England’s convincing 122-run victory completed a 3-0 victory in their ODI series against Sri Lanka. The performance epitomised England’s resurgence as a limited-overs team after their disastrous 2015 World Cup campaign. The team has batted with controlled belligerence and their bowling attack has sufficient variety to be dangerous in all conditions.
England’s ODI Revival
Anyone who endured England’s performance in the World Cup 16 months ago will recall the muddled thinking which plagued the side. James Taylor, fresh off a solid tri-series at number three, was shunted down to number six in the opening game to accommodate Gary Ballance. This bizarre tactical decision summed up where England went consistently wrong. Ballance was, and still is, a consistent white-ball player, but his low strike rate will attest that he was only an accumulator at international level.
Since their embarrassing group stage exit in that tournament, England’s batting has improved exponentially, simply by picking more aggressive players. Jason Roy’s debut was, frustratingly, in England’s very next ODI, but in this Sri Lanka series he delivered on his potential to fill Kevin Pietersen’s lingering absence. It’s his talent as a front-foot player that has prompted this comparison. Against Sri Lanka’s less-than-blistering pace attack he literally never took a backward step. Even his pulls and cuts were on the front foot.
Another key pillar of England’s recent one-day success has been Jos Buttler. Deployed in a floating role in the batting order, he has the ability to nullify even the most miserly death bowlers.
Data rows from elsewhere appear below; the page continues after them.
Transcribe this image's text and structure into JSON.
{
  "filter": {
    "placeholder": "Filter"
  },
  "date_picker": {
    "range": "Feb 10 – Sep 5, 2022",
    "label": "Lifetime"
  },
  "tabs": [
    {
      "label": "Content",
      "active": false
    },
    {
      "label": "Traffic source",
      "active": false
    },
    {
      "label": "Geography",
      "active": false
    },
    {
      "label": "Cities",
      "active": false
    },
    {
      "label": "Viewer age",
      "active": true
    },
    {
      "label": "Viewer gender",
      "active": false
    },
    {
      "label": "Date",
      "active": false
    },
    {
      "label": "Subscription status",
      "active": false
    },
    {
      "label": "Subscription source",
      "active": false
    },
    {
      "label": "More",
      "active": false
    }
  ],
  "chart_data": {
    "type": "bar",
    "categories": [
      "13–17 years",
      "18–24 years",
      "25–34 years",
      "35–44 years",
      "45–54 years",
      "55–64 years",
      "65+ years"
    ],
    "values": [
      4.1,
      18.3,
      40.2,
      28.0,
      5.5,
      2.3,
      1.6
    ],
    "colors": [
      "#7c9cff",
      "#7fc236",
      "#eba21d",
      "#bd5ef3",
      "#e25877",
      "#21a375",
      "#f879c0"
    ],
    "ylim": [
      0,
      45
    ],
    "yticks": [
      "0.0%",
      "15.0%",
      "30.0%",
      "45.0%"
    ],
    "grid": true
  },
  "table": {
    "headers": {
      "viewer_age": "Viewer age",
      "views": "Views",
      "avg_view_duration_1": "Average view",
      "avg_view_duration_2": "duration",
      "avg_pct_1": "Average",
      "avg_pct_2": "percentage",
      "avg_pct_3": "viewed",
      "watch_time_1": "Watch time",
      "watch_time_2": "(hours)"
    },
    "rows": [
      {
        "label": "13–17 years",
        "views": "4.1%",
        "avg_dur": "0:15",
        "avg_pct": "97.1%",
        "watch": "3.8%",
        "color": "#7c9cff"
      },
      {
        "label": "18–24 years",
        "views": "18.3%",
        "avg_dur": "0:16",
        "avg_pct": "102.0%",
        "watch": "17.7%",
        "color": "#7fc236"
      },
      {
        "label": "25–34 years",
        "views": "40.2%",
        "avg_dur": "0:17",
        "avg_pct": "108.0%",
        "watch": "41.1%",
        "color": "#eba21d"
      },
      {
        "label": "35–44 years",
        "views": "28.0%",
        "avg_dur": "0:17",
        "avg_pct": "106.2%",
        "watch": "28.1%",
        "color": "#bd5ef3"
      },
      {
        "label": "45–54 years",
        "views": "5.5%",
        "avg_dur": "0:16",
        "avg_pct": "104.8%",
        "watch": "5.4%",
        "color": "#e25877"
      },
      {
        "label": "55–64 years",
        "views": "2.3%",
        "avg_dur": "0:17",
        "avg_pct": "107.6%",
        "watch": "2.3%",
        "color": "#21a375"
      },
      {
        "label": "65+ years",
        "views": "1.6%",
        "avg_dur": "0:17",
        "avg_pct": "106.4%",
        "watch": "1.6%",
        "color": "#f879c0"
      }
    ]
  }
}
His technique is specifically designed to bat at the death and the numbers prove it. Among players with more than 50 matches, only Glenn Maxwell and Andre Russell have higher strike-rates, but both have significantly lower averages. He uses a strong bottom hand to work yorkers through the off side and his ability to hit all around the wicket makes him almost impossible to set a field to.
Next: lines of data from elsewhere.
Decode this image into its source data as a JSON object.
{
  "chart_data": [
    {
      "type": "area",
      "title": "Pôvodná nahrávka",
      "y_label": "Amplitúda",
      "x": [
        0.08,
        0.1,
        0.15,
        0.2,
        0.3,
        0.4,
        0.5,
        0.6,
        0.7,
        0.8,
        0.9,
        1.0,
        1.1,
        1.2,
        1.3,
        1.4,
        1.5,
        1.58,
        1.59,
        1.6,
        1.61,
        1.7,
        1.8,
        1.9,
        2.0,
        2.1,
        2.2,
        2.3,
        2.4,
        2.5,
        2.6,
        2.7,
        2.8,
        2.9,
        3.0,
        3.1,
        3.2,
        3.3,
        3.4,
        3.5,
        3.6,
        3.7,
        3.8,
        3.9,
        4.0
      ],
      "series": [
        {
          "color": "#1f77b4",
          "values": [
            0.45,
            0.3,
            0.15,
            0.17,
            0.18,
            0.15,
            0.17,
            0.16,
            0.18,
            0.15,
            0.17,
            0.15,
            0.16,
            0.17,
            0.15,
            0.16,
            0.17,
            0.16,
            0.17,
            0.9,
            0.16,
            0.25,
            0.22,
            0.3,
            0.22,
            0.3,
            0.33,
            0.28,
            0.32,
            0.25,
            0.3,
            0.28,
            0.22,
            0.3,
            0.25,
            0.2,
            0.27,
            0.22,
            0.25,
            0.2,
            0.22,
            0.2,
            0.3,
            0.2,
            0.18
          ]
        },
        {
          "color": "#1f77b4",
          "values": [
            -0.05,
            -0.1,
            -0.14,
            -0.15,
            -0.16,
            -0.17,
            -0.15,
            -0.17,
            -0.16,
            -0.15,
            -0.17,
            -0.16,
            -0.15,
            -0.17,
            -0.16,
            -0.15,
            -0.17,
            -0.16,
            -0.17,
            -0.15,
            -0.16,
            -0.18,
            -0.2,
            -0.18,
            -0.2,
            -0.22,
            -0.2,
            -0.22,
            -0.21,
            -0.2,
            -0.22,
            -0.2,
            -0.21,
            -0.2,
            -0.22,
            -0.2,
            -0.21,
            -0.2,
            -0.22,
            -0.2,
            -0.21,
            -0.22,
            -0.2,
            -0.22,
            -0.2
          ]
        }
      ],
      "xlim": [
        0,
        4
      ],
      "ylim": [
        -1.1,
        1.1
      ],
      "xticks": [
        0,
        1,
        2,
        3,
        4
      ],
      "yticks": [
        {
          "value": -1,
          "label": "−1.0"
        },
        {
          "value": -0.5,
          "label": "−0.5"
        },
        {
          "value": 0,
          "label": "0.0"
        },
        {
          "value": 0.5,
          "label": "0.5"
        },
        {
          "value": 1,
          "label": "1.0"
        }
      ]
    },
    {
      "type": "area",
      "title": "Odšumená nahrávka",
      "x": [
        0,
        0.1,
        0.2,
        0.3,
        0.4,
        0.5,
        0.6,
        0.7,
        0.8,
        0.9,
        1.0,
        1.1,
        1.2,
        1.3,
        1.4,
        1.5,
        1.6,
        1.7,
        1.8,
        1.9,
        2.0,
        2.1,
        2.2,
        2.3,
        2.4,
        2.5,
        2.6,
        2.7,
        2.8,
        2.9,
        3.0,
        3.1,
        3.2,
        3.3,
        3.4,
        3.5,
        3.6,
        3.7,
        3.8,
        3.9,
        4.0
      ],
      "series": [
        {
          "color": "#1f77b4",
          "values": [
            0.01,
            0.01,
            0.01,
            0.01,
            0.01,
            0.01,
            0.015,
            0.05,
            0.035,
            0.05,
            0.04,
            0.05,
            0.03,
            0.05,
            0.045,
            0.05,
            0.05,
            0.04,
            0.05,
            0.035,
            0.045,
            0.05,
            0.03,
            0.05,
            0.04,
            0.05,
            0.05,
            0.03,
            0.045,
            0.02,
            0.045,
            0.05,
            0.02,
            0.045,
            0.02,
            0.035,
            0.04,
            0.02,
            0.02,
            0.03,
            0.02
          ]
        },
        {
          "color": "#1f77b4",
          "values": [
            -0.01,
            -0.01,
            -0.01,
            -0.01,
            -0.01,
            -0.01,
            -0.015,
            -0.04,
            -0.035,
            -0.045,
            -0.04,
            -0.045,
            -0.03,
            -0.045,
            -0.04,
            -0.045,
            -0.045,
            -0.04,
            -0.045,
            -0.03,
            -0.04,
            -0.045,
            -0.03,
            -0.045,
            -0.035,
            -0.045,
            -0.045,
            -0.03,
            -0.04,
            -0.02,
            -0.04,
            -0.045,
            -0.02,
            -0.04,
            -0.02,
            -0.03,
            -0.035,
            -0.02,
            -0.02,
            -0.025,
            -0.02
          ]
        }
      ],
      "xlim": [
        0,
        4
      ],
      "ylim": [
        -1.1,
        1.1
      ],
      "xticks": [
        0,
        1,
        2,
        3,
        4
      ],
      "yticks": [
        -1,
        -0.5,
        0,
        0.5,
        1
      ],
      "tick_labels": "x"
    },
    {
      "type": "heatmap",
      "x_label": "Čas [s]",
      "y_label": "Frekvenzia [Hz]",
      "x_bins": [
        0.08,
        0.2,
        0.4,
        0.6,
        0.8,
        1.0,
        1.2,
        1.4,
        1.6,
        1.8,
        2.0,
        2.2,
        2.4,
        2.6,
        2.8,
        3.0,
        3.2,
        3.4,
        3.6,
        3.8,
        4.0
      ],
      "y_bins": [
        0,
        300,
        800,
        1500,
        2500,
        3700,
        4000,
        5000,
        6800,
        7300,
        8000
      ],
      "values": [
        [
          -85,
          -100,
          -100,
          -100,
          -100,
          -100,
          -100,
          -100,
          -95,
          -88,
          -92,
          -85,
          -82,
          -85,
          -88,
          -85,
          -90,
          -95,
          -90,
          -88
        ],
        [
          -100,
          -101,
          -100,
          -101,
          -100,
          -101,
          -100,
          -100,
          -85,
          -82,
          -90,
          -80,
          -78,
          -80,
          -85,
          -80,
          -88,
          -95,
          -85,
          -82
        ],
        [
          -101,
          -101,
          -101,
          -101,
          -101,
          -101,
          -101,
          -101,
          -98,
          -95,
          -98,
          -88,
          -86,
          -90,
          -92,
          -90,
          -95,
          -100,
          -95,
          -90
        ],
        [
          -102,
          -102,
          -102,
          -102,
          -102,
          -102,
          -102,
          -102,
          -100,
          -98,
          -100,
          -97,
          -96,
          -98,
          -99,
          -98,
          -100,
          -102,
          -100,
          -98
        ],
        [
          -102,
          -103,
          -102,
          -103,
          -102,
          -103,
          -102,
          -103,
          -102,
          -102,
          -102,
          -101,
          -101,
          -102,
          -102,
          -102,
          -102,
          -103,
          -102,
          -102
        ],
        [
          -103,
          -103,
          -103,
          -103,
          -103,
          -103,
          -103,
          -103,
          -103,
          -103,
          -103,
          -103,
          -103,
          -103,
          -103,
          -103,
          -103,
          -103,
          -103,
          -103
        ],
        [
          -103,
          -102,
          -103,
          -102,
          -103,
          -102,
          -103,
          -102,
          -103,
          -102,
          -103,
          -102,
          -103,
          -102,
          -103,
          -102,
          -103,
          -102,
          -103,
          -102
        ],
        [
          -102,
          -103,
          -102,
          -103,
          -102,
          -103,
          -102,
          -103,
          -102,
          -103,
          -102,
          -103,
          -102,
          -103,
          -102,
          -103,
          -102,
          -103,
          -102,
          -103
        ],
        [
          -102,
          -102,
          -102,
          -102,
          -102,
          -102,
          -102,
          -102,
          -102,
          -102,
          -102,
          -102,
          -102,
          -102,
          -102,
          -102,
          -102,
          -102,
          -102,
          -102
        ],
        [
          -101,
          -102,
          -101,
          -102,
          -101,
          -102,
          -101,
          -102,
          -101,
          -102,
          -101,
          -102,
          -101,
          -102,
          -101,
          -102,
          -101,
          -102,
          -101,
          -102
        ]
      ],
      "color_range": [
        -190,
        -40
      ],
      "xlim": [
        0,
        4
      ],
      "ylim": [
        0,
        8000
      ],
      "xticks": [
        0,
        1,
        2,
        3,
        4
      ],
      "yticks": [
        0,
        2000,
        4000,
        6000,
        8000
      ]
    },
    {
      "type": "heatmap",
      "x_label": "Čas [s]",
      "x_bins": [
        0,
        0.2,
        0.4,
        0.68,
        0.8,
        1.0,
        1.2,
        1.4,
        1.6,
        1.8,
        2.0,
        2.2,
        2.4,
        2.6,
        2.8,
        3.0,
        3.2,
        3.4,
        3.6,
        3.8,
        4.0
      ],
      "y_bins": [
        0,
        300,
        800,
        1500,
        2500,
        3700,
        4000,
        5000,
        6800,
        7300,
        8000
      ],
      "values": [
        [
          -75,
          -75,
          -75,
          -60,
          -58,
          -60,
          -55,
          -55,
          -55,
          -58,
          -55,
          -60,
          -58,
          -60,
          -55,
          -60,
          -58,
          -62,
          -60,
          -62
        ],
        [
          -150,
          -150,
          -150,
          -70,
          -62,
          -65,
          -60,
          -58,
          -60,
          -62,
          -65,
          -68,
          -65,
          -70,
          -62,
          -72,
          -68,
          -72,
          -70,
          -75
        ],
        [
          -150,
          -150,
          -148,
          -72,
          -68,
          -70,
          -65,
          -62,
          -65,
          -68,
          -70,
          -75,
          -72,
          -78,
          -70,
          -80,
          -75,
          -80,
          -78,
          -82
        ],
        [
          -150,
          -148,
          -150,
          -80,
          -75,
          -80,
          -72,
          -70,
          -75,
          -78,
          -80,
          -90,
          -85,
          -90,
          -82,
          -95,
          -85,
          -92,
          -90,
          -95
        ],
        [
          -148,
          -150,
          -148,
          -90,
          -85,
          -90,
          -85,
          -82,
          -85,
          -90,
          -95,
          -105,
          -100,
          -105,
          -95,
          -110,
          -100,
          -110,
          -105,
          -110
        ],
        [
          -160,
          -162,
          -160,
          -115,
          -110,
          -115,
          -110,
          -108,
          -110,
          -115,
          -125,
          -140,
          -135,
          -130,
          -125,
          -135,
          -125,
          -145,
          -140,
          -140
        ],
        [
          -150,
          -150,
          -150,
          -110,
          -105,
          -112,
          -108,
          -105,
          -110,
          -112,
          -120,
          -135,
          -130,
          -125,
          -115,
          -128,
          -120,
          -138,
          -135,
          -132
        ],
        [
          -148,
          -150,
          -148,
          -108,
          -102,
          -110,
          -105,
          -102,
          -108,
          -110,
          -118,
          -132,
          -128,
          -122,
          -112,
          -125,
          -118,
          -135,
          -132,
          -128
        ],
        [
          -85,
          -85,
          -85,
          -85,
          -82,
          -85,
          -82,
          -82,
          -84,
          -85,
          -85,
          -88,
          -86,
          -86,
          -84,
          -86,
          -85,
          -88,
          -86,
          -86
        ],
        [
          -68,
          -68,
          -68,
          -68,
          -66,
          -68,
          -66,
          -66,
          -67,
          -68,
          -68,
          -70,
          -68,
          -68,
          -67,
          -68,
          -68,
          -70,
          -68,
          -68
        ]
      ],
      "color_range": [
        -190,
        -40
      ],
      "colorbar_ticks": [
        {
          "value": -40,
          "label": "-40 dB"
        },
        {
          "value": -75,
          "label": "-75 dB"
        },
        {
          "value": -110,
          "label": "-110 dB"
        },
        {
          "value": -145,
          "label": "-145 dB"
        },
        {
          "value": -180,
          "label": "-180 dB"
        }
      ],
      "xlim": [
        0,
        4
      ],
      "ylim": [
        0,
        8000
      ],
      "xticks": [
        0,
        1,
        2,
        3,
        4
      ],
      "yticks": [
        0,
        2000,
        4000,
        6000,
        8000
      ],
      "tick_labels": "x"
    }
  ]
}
Even if these batsmen fail, the depth of England’s batting is remarkable. In the first ODI against Sri Lanka, Liam Plunkett’s last ball six ensured a dramatic tie. He was batting at number ten, despite having an ODI average of over 20. Similarly, David Willey regularly opened the batting when he played for Northamptonshire in 2015. He bats at number nine in the national team.
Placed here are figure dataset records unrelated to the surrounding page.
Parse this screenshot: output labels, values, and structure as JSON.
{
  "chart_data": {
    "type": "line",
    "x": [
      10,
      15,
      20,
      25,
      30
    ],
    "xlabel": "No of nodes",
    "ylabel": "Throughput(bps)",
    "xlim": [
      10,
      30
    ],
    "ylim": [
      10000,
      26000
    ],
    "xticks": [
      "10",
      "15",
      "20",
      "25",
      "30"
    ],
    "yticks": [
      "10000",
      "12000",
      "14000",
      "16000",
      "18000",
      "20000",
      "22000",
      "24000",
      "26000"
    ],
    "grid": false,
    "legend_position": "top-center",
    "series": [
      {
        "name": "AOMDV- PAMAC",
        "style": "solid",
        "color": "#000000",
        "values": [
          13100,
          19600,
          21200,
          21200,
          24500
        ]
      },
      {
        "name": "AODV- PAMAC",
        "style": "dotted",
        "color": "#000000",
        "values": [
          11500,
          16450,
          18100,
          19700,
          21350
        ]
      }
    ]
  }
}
Alongside the exciting batting England have gradually developed a formidable bowling attack. The balance of their bowlers is typified by Willey and Adil Rashid. Willey, a left-arm swing bowler, frequently takes wickets at the start of the innings, but when the ball stops swinging he is less effective. But Rashid usually takes over in the middle overs to ensure England still have an wicket-taking option. His ability to turn the ball both ways is rare and valuable in one-day cricket.
England’s fielding has also improved after a mediocre series against South Africa in the winter. Joe Root’s drop in the first ODI against Sri Lanka was the only blip in a consistent performance from the hosts. Roy was marvellous in the field and contributed to two of his side’s seven runouts in the five matches. His athleticism evoked memories of Paul Collingwood at backward point.
England have shown in this series that they have the aggressive strategy required to become a formidable white-ball team. If they continue to improve steadily, they will major contenders to win the World Cup on home soil in 2019. In any case, this is undoubtedly England’s best limited-overs side ever.